Which will show something like:

2206  7s ago     NodeGraph<add_then_multiply>         ⏹ Finished [0]
2207  5s ago     add                                  ⏹ Finished [0]
2209  4s ago     multiply                             ⏹ Finished [0]

Then generate a provenance graph for a workflow:

verdi node graph generate 2206 -f png

Here is the resulting graph:

Provenance graph for the add_then_multiply workflow

Submitting workflows

The Airflow engine supports two main methods to submit workflows:

  • run(): writes the DAG, registers and triggers a run immediately, and polls for the result file produced by the finalize task.
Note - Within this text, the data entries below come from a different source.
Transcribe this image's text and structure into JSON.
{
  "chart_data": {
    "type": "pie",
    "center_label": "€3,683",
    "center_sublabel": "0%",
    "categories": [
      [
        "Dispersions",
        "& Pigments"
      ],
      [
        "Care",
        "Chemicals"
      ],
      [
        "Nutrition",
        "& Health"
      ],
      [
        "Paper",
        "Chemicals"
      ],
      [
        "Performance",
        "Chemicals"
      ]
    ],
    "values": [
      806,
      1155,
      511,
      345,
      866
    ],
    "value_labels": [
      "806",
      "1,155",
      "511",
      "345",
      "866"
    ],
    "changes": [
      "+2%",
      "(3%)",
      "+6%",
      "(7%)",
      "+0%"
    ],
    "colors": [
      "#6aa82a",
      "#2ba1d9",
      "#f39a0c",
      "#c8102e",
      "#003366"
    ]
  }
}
  • submit() writes the DAG file and returns immediately. The scheduler will trigger it later. The Airflow scheduler only discovers new DAG files on its refresh cycle (default refresh_interval is 300 seconds). Run airflow dags reserialize if you want immediate registration without waiting for the processor.

For high-throughput workloads you can issue many submit() calls and batch-register them with a single airflow dags reserialize command in the terminal.
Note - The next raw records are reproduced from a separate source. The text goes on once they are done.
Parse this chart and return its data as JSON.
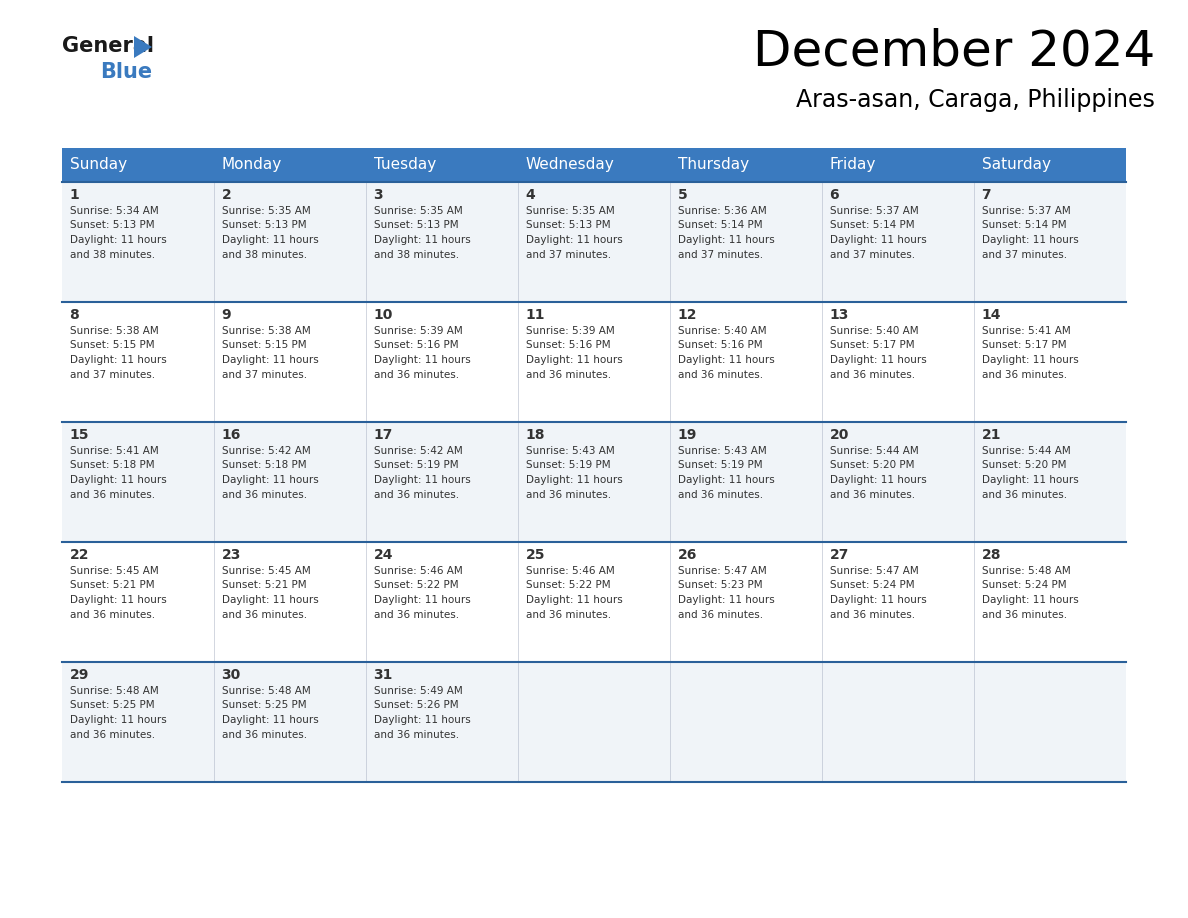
{
  "title": "December 2024",
  "subtitle": "Aras-asan, Caraga, Philippines",
  "header_bg_color": "#3a7abf",
  "header_text_color": "#ffffff",
  "row_bg_colors": [
    "#f0f4f8",
    "#ffffff"
  ],
  "cell_border_color": "#2a6099",
  "text_color": "#333333",
  "days_of_week": [
    "Sunday",
    "Monday",
    "Tuesday",
    "Wednesday",
    "Thursday",
    "Friday",
    "Saturday"
  ],
  "weeks": [
    [
      {
        "day": 1,
        "sunrise": "5:34 AM",
        "sunset": "5:13 PM",
        "daylight_hours": 11,
        "daylight_minutes": 38
      },
      {
        "day": 2,
        "sunrise": "5:35 AM",
        "sunset": "5:13 PM",
        "daylight_hours": 11,
        "daylight_minutes": 38
      },
      {
        "day": 3,
        "sunrise": "5:35 AM",
        "sunset": "5:13 PM",
        "daylight_hours": 11,
        "daylight_minutes": 38
      },
      {
        "day": 4,
        "sunrise": "5:35 AM",
        "sunset": "5:13 PM",
        "daylight_hours": 11,
        "daylight_minutes": 37
      },
      {
        "day": 5,
        "sunrise": "5:36 AM",
        "sunset": "5:14 PM",
        "daylight_hours": 11,
        "daylight_minutes": 37
      },
      {
        "day": 6,
        "sunrise": "5:37 AM",
        "sunset": "5:14 PM",
        "daylight_hours": 11,
        "daylight_minutes": 37
      },
      {
        "day": 7,
        "sunrise": "5:37 AM",
        "sunset": "5:14 PM",
        "daylight_hours": 11,
        "daylight_minutes": 37
      }
    ],
    [
      {
        "day": 8,
        "sunrise": "5:38 AM",
        "sunset": "5:15 PM",
        "daylight_hours": 11,
        "daylight_minutes": 37
      },
      {
        "day": 9,
        "sunrise": "5:38 AM",
        "sunset": "5:15 PM",
        "daylight_hours": 11,
        "daylight_minutes": 37
      },
      {
        "day": 10,
        "sunrise": "5:39 AM",
        "sunset": "5:16 PM",
        "daylight_hours": 11,
        "daylight_minutes": 36
      },
      {
        "day": 11,
        "sunrise": "5:39 AM",
        "sunset": "5:16 PM",
        "daylight_hours": 11,
        "daylight_minutes": 36
      },
      {
        "day": 12,
        "sunrise": "5:40 AM",
        "sunset": "5:16 PM",
        "daylight_hours": 11,
        "daylight_minutes": 36
      },
      {
        "day": 13,
        "sunrise": "5:40 AM",
        "sunset": "5:17 PM",
        "daylight_hours": 11,
        "daylight_minutes": 36
      },
      {
        "day": 14,
        "sunrise": "5:41 AM",
        "sunset": "5:17 PM",
        "daylight_hours": 11,
        "daylight_minutes": 36
      }
    ],
    [
      {
        "day": 15,
        "sunrise": "5:41 AM",
        "sunset": "5:18 PM",
        "daylight_hours": 11,
        "daylight_minutes": 36
      },
      {
        "day": 16,
        "sunrise": "5:42 AM",
        "sunset": "5:18 PM",
        "daylight_hours": 11,
        "daylight_minutes": 36
      },
      {
        "day": 17,
        "sunrise": "5:42 AM",
        "sunset": "5:19 PM",
        "daylight_hours": 11,
        "daylight_minutes": 36
      },
      {
        "day": 18,
        "sunrise": "5:43 AM",
        "sunset": "5:19 PM",
        "daylight_hours": 11,
        "daylight_minutes": 36
      },
      {
        "day": 19,
        "sunrise": "5:43 AM",
        "sunset": "5:19 PM",
        "daylight_hours": 11,
        "daylight_minutes": 36
      },
      {
        "day": 20,
        "sunrise": "5:44 AM",
        "sunset": "5:20 PM",
        "daylight_hours": 11,
        "daylight_minutes": 36
      },
      {
        "day": 21,
        "sunrise": "5:44 AM",
        "sunset": "5:20 PM",
        "daylight_hours": 11,
        "daylight_minutes": 36
      }
    ],
    [
      {
        "day": 22,
        "sunrise": "5:45 AM",
        "sunset": "5:21 PM",
        "daylight_hours": 11,
        "daylight_minutes": 36
      },
      {
        "day": 23,
        "sunrise": "5:45 AM",
        "sunset": "5:21 PM",
        "daylight_hours": 11,
        "daylight_minutes": 36
      },
      {
        "day": 24,
        "sunrise": "5:46 AM",
        "sunset": "5:22 PM",
        "daylight_hours": 11,
        "daylight_minutes": 36
      },
      {
        "day": 25,
        "sunrise": "5:46 AM",
        "sunset": "5:22 PM",
        "daylight_hours": 11,
        "daylight_minutes": 36
      },
      {
        "day": 26,
        "sunrise": "5:47 AM",
        "sunset": "5:23 PM",
        "daylight_hours": 11,
        "daylight_minutes": 36
      },
      {
        "day": 27,
        "sunrise": "5:47 AM",
        "sunset": "5:24 PM",
        "daylight_hours": 11,
        "daylight_minutes": 36
      },
      {
        "day": 28,
        "sunrise": "5:48 AM",
        "sunset": "5:24 PM",
        "daylight_hours": 11,
        "daylight_minutes": 36
      }
    ],
    [
      {
        "day": 29,
        "sunrise": "5:48 AM",
        "sunset": "5:25 PM",
        "daylight_hours": 11,
        "daylight_minutes": 36
      },
      {
        "day": 30,
        "sunrise": "5:48 AM",
        "sunset": "5:25 PM",
        "daylight_hours": 11,
        "daylight_minutes": 36
      },
      {
        "day": 31,
        "sunrise": "5:49 AM",
        "sunset": "5:26 PM",
        "daylight_hours": 11,
        "daylight_minutes": 36
      },
      null,
      null,
      null,
      null
    ]
  ],
  "logo_triangle_color": "#3a7abf",
  "title_fontsize": 36,
  "subtitle_fontsize": 17,
  "header_fontsize": 11,
  "day_num_fontsize": 10,
  "cell_text_fontsize": 7.5
}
Nested and dynamic workflows

Nested @task.graph workflows are supported. Whenever the engine encounters a nested graph it generates a sub-DAG on the fly, writes it next to the parent DAG, and triggers it. Because the engine can emit sub-DAGs dynamically, Graph-controlled constructs such as if/else branches, for loops, or while loops translate naturally into Airflow DAGs and runs.

Asynchronous tasks

Tasks implemented as async functions are converted into Airflow Deferrable Operators with matching triggers. This lets you take advantage of Airflow’s asynchronous execution model without changing your Graph task definitions.

If/While zones

Airflow also supports If and While zones defined in node-graph. These are compiled into TaskGroups with condition checks and body tasks.

Here is an example of sum of even numbers using If and While zones.
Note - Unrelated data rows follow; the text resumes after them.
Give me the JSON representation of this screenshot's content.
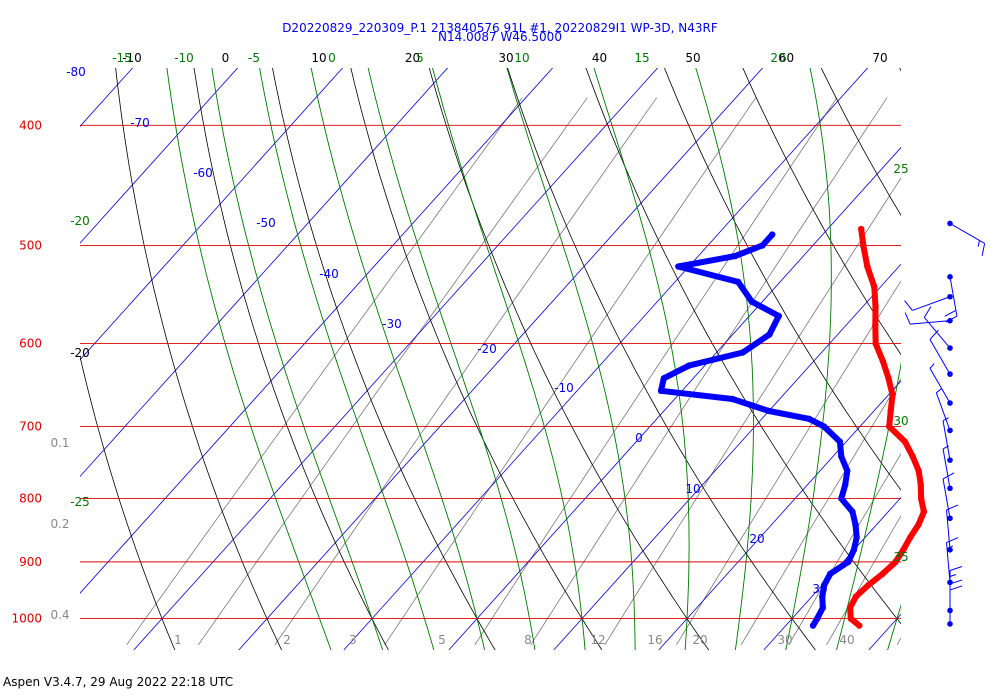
{
  "header": {
    "line1": "D20220829_220309_P.1 213840576 91L #1, 20220829I1 WP-3D, N43RF",
    "line2": "N14.0087 W46.5000"
  },
  "footer": "Aspen V3.4.7, 29 Aug 2022  22:18 UTC",
  "colors": {
    "isobar": "#dd0000",
    "isotherm": "#000000",
    "dry_adiabat": "#000000",
    "moist_adiabat": "#007700",
    "mixing_ratio": "#777777",
    "temperature": "#ff0000",
    "dewpoint": "#0000ff",
    "wind_barb": "#0000ff",
    "top_scale": "#007700"
  },
  "chart_data": {
    "type": "skew-t",
    "pressure_range_hpa": [
      1025,
      375
    ],
    "temperature_range_c": [
      -20,
      45
    ],
    "isobars": [
      "400",
      "500",
      "600",
      "700",
      "800",
      "900",
      "1000"
    ],
    "top_temperature_labels": [
      "-10",
      "0",
      "10",
      "20",
      "30",
      "40",
      "50",
      "60",
      "70"
    ],
    "top_theta_labels": [
      "-15",
      "-10",
      "-5",
      "0",
      "5",
      "10",
      "15",
      "20"
    ],
    "isotherm_labels": [
      "-80",
      "-70",
      "-60",
      "-50",
      "-40",
      "-30",
      "-20",
      "-10",
      "0",
      "10",
      "20",
      "30"
    ],
    "left_edge_labels": [
      "-20",
      "-20",
      "-25"
    ],
    "right_edge_labels": [
      "25",
      "30",
      "35"
    ],
    "mixing_ratio_labels": [
      "1",
      "2",
      "3",
      "5",
      "8",
      "12",
      "16",
      "20",
      "30",
      "40"
    ],
    "left_scale_labels": [
      "0.1",
      "0.2",
      "0.4"
    ],
    "temperature_profile": [
      [
        1013,
        27.0
      ],
      [
        1000,
        25.6
      ],
      [
        980,
        24.6
      ],
      [
        960,
        24.2
      ],
      [
        940,
        24.4
      ],
      [
        920,
        24.8
      ],
      [
        900,
        25.0
      ],
      [
        880,
        24.7
      ],
      [
        860,
        24.3
      ],
      [
        840,
        24.0
      ],
      [
        820,
        23.4
      ],
      [
        800,
        22.0
      ],
      [
        780,
        20.8
      ],
      [
        760,
        19.4
      ],
      [
        740,
        17.6
      ],
      [
        720,
        15.6
      ],
      [
        700,
        12.8
      ],
      [
        680,
        11.6
      ],
      [
        660,
        10.4
      ],
      [
        640,
        8.6
      ],
      [
        620,
        6.6
      ],
      [
        600,
        4.4
      ],
      [
        580,
        2.8
      ],
      [
        560,
        1.2
      ],
      [
        540,
        -0.6
      ],
      [
        520,
        -3.0
      ],
      [
        500,
        -5.2
      ],
      [
        485,
        -6.8
      ]
    ],
    "dewpoint_profile": [
      [
        1013,
        22.6
      ],
      [
        1000,
        22.4
      ],
      [
        980,
        22.0
      ],
      [
        960,
        21.0
      ],
      [
        940,
        20.2
      ],
      [
        920,
        19.8
      ],
      [
        900,
        20.5
      ],
      [
        880,
        20.0
      ],
      [
        860,
        19.2
      ],
      [
        840,
        18.0
      ],
      [
        820,
        16.6
      ],
      [
        800,
        14.4
      ],
      [
        780,
        13.6
      ],
      [
        760,
        12.6
      ],
      [
        740,
        10.8
      ],
      [
        720,
        9.4
      ],
      [
        700,
        6.6
      ],
      [
        690,
        4.5
      ],
      [
        680,
        0.0
      ],
      [
        665,
        -4.5
      ],
      [
        655,
        -12.0
      ],
      [
        640,
        -12.8
      ],
      [
        625,
        -11.5
      ],
      [
        610,
        -7.5
      ],
      [
        590,
        -6.5
      ],
      [
        570,
        -7.2
      ],
      [
        555,
        -11.0
      ],
      [
        535,
        -14.0
      ],
      [
        520,
        -21.0
      ],
      [
        510,
        -16.5
      ],
      [
        500,
        -14.8
      ],
      [
        490,
        -14.8
      ]
    ],
    "wind_barb_levels": [
      [
        480,
        "120",
        15
      ],
      [
        530,
        "170",
        20
      ],
      [
        550,
        "250",
        10
      ],
      [
        575,
        "265",
        10
      ],
      [
        605,
        "320",
        10
      ],
      [
        635,
        "330",
        10
      ],
      [
        670,
        "330",
        5
      ],
      [
        705,
        "340",
        5
      ],
      [
        745,
        "350",
        5
      ],
      [
        785,
        "350",
        5
      ],
      [
        830,
        "350",
        10
      ],
      [
        880,
        "355",
        10
      ],
      [
        935,
        "355",
        15
      ],
      [
        985,
        "360",
        15
      ],
      [
        1010,
        "360",
        20
      ]
    ]
  }
}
from aiida import load_profile
from node_graph import task, get_current_graph
from node_graph.manager import If, While
from node_graph_engine.engines.airflow import AirflowEngine

load_profile()

@task()
def smaller_than(x, y):
   return x < y

@task()
def add(x, y):
   return x + y

@task()
def is_even(x):
   return x % 2 == 0

@task.graph()
def while_with_if(index=0, limit=10,
                  total=0,
                  increment=1):

   graph = get_current_graph()
   graph.ctx.total = total
   graph.ctx.index = index
   condition = smaller_than(graph.ctx.index, limit).result

   with While(condition):
      is_even_cond = is_even(graph.ctx.index).result
      with If(is_even_cond) as if_zone:
            graph.ctx.total = add(x=graph.ctx.total, y=graph.ctx.index).result
      next_index = add(x=graph.ctx.index, y=increment).result
      graph.ctx.index = next_index
      if_zone >> next_index

   return graph.ctx.total

graph = while_with_if.build(index=1, limit=5, increment=1, total=0)
engine = AirflowEngine("test_sum_even_numbers")

dag = engine.build_dag(graph)

Here is the resulting graph:

Provenance graph for the add_then_multiply workflow

Under the hood

The engine serializes the current Graph definition, writes a Python DAG wrapper alongside the payload in $AIRFLOW_HOME/dags (defaulting to @once if you did not provide a schedule). Each submit uses a unique DAG id and file name (base id plus a UUID suffix) to avoid collisions between runs.